ANALYSIS: Celebrations of ‘I Have a Dream’ speech obscure its critique



A young usher, holding cap at right, stands solemnly with religious, civil rights and labor leaders on the platform in front of the Lincoln Memorial during the national anthem at the opening of the March on Washington for Jobs and Freedom program on Aug. 28, 1963. Five of the 10 chairmen of the march also on the platform were, from left to right: Whitney M. Young Jr., executive director of the National Urban League; the Rev. Martin Luther King Jr., president of the Southern Christian Leadership Conference; Walter P. Reuther, president of the United Automobile Workers Union; the Rev.

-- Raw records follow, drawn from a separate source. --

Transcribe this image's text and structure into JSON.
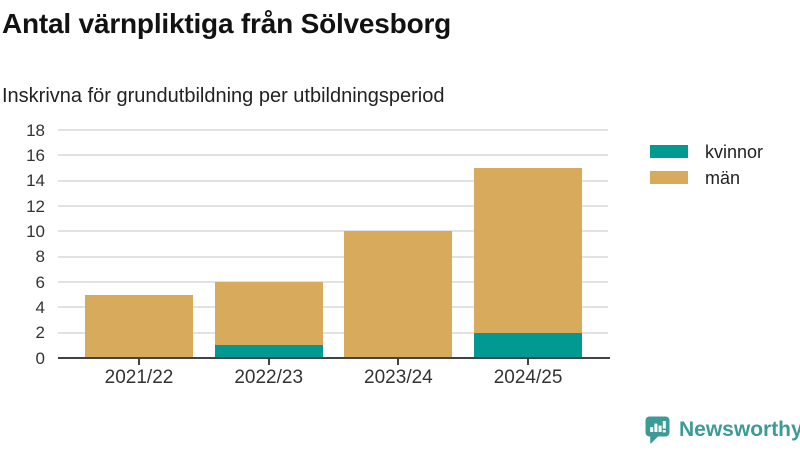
{
  "header": {
    "title": "Antal värnpliktiga från Sölvesborg",
    "subtitle": "Inskrivna för grundutbildning per utbildningsperiod"
  },
  "legend": {
    "position": "right",
    "items": [
      {
        "label": "kvinnor",
        "color": "#009a93"
      },
      {
        "label": "män",
        "color": "#d8ab5c"
      }
    ]
  },
  "branding": {
    "name": "Newsworthy",
    "color": "#3d9b97",
    "icon": "newsworthy-speech-bubble-bar-chart-icon"
  },
  "chart_data": {
    "type": "bar",
    "stacked": true,
    "title": "Antal värnpliktiga från Sölvesborg",
    "subtitle": "Inskrivna för grundutbildning per utbildningsperiod",
    "categories": [
      "2021/22",
      "2022/23",
      "2023/24",
      "2024/25"
    ],
    "series": [
      {
        "name": "kvinnor",
        "color": "#009a93",
        "values": [
          0,
          1,
          0,
          2
        ]
      },
      {
        "name": "män",
        "color": "#d8ab5c",
        "values": [
          5,
          5,
          10,
          13
        ]
      }
    ],
    "totals": [
      5,
      6,
      10,
      15
    ],
    "xlabel": "",
    "ylabel": "",
    "ylim": [
      0,
      18
    ],
    "ytick_step": 2,
    "yticks": [
      0,
      2,
      4,
      6,
      8,
      10,
      12,
      14,
      16,
      18
    ],
    "grid": true,
    "legend_position": "right"
  },
  "colors": {
    "grid": "#e2e2e2",
    "axis": "#424242",
    "axis_text": "#333333",
    "background": "#ffffff"
  }
}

Eugene Carson Blake, chief executive officer of the United Presbyterian Church in the U.S.A., and acting chairman of the National Council of Churches’ Commission on Religion and Race; and, second from right, Rabbi Joachim Prinz, president of the American Jewish Congress. Religion News Service file photo

Yonat Shimron and Adelle M. Banks | Aug 23, 2013

(RNS) It may be the most famous speech of the 20th century.

Millions of American schoolchildren who never experienced Jim Crow or whites-only water fountains know the phrase “I have a dream.”

And many American adults can recite from memory certain phrases: the Rev. Martin Luther King Jr.’s use of the prophet Amos’ vision of justice rolling down “like waters and righteousness like a mighty stream,” or the line about children being judged not by “the color of their skin but the content of their character.”

Emblazoned on T-shirts, reprinted on posters and in textbooks, the speech has become an iconic part of the American experience. As the 50th anniversary of the March on Washington approaches Wednesday (Aug. 28), many Americans will participate in a series of events, including a commemorative march on Saturday.